The tiny Hebridean island of Raasay is set to produce 150,000 bottles a year of its own brand of whisky with the opening of Scotland’s newest distillery in 2017.
The multi-million pound development will create employment for 11 of the 120 residents if it gets the go-ahead. A planning application for the distillery is to be submitted to Highland Council by Edinburgh-based R&B Distillers in September.
They are awaiting the results of a protected species study for bats, otters and the Raasay vole.
The creation of a distillery, a state-of-the-art visitor experience centre and luxury accommodation – which will include the restoration of the island’s currently derelict Victorian hotel, Borodale House – will put Raasay on the map for whisky lovers around the globe, it is hoped. Driven by a desire to make “handcrafted whiskies of uncommon provenance”, R&B Distillers hope to release the first batch of Raasay whisky by 2020 and produce up to 150,000 bottles of whisky a year thereafter.
Bill Dobbie, a Scots entrepreneur and co-founder of online dating site Cupid, and business partner Alasdair Day, who currently produces Tweeddale whisky, founded R&B Distillers in 2014.
Mr Day, the managing director, said: “It’s incredible to think that there are still areas of Scotland completely ‘forgotten’ by whisky. The Isle of Raasay is one of those unique locations and is the perfect home for R&B Distillers to handcraft whiskies of uncommon provenance.
“There are parts of Scotland ‘forgotten’ by whisky”Alasdair Day
“We’re now working hard to engineer a whisky destination unlike any other. From the magnificent views over to Skye, to experiencing craft distilling first-hand, we can’t wait for visitors to discover our whiskies, the island and the community here on Raasay.” Around 12,000 people are expected to visit the Raasay distillery in its first year, where tourists and whisky enthusiasts alike can witness the craft distilling process.
A private tasting room and public café bar will offer uninterrupted views of the Cuillin mountain range, while five luxury en-suite rooms in the restored Borodale House will be exclusively available to members of the Distillery’s Na Tùsairean club – Gaelic for “The Pioneers”.
The first batch of Raasay whisky is forecast to be ready in five years and is expected to be a three-year-old single malt with a lightly peated profile.
Meanwhile, in September this year, R&B Distillers is set to release “Raasay While We Wait”. Blended from two Highland whiskies from one distillery, it is hoped the whisky will be representative of the Raasay single malt.

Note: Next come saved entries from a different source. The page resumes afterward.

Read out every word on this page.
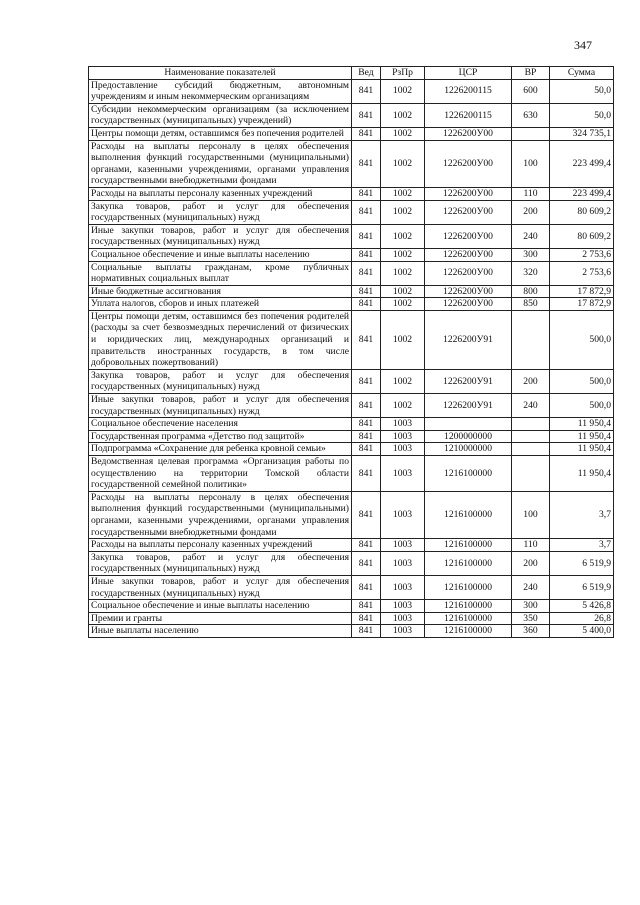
347
Наименование показателей	Вед	РзПр	ЦСР	ВР	Сумма
Предоставление субсидий бюджетным, автономным учреждениям и иным некоммерческим организациям	841	1002	1226200115	600	50,0
Субсидии некоммерческим организациям (за исключением государственных (муниципальных) учреждений)	841	1002	1226200115	630	50,0
Центры помощи детям, оставшимся без попечения родителей	841	1002	1226200У00		324 735,1
Расходы на выплаты персоналу в целях обеспечения выполнения функций государственными (муниципальными) органами, казенными учреждениями, органами управления государственными внебюджетными фондами	841	1002	1226200У00	100	223 499,4
Расходы на выплаты персоналу казенных учреждений	841	1002	1226200У00	110	223 499,4
Закупка товаров, работ и услуг для обеспечения государственных (муниципальных) нужд	841	1002	1226200У00	200	80 609,2
Иные закупки товаров, работ и услуг для обеспечения государственных (муниципальных) нужд	841	1002	1226200У00	240	80 609,2
Социальное обеспечение и иные выплаты населению	841	1002	1226200У00	300	2 753,6
Социальные выплаты гражданам, кроме публичных нормативных социальных выплат	841	1002	1226200У00	320	2 753,6
Иные бюджетные ассигнования	841	1002	1226200У00	800	17 872,9
Уплата налогов, сборов и иных платежей	841	1002	1226200У00	850	17 872,9
Центры помощи детям, оставшимся без попечения родителей (расходы за счет безвозмездных перечислений от физических и юридических лиц, международных организаций и правительств иностранных государств, в том числе добровольных пожертвований)	841	1002	1226200У91		500,0
Закупка товаров, работ и услуг для обеспечения государственных (муниципальных) нужд	841	1002	1226200У91	200	500,0
Иные закупки товаров, работ и услуг для обеспечения государственных (муниципальных) нужд	841	1002	1226200У91	240	500,0
Социальное обеспечение населения	841	1003			11 950,4
Государственная программа «Детство под защитой»	841	1003	1200000000		11 950,4
Подпрограмма «Сохранение для ребенка кровной семьи»	841	1003	1210000000		11 950,4
Ведомственная целевая программа «Организация работы по осуществлению на территории Томской области государственной семейной политики»	841	1003	1216100000		11 950,4
Расходы на выплаты персоналу в целях обеспечения выполнения функций государственными (муниципальными) органами, казенными учреждениями, органами управления государственными внебюджетными фондами	841	1003	1216100000	100	3,7
Расходы на выплаты персоналу казенных учреждений	841	1003	1216100000	110	3,7
Закупка товаров, работ и услуг для обеспечения государственных (муниципальных) нужд	841	1003	1216100000	200	6 519,9
Иные закупки товаров, работ и услуг для обеспечения государственных (муниципальных) нужд	841	1003	1216100000	240	6 519,9
Социальное обеспечение и иные выплаты населению	841	1003	1216100000	300	5 426,8
Премии и гранты	841	1003	1216100000	350	26,8
Иные выплаты населению	841	1003	1216100000	360	5 400,0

The property the entrepreneurs wish to use was built as a detached villa in the 1870s and sits above the main road from the pier to Inverarish.
In a feasibility report, Olli Blair, of ABIR Architects, who are spearheading the project, said: “The Raasay distillery will be a sister facility to a separate distillery in Walkerburn in the Borders.
“The Walkerburn facility will house the grist mill, and malted barley will be milled there and transported in one-tonne bags to Raasay. The Raasay distillery is to be seen as ‘a leading distiller of niche whiskies’ with batch production and whisky bar selling an extensive range of batch whiskies.”
The visitor centre would highlight the history and geology of the island.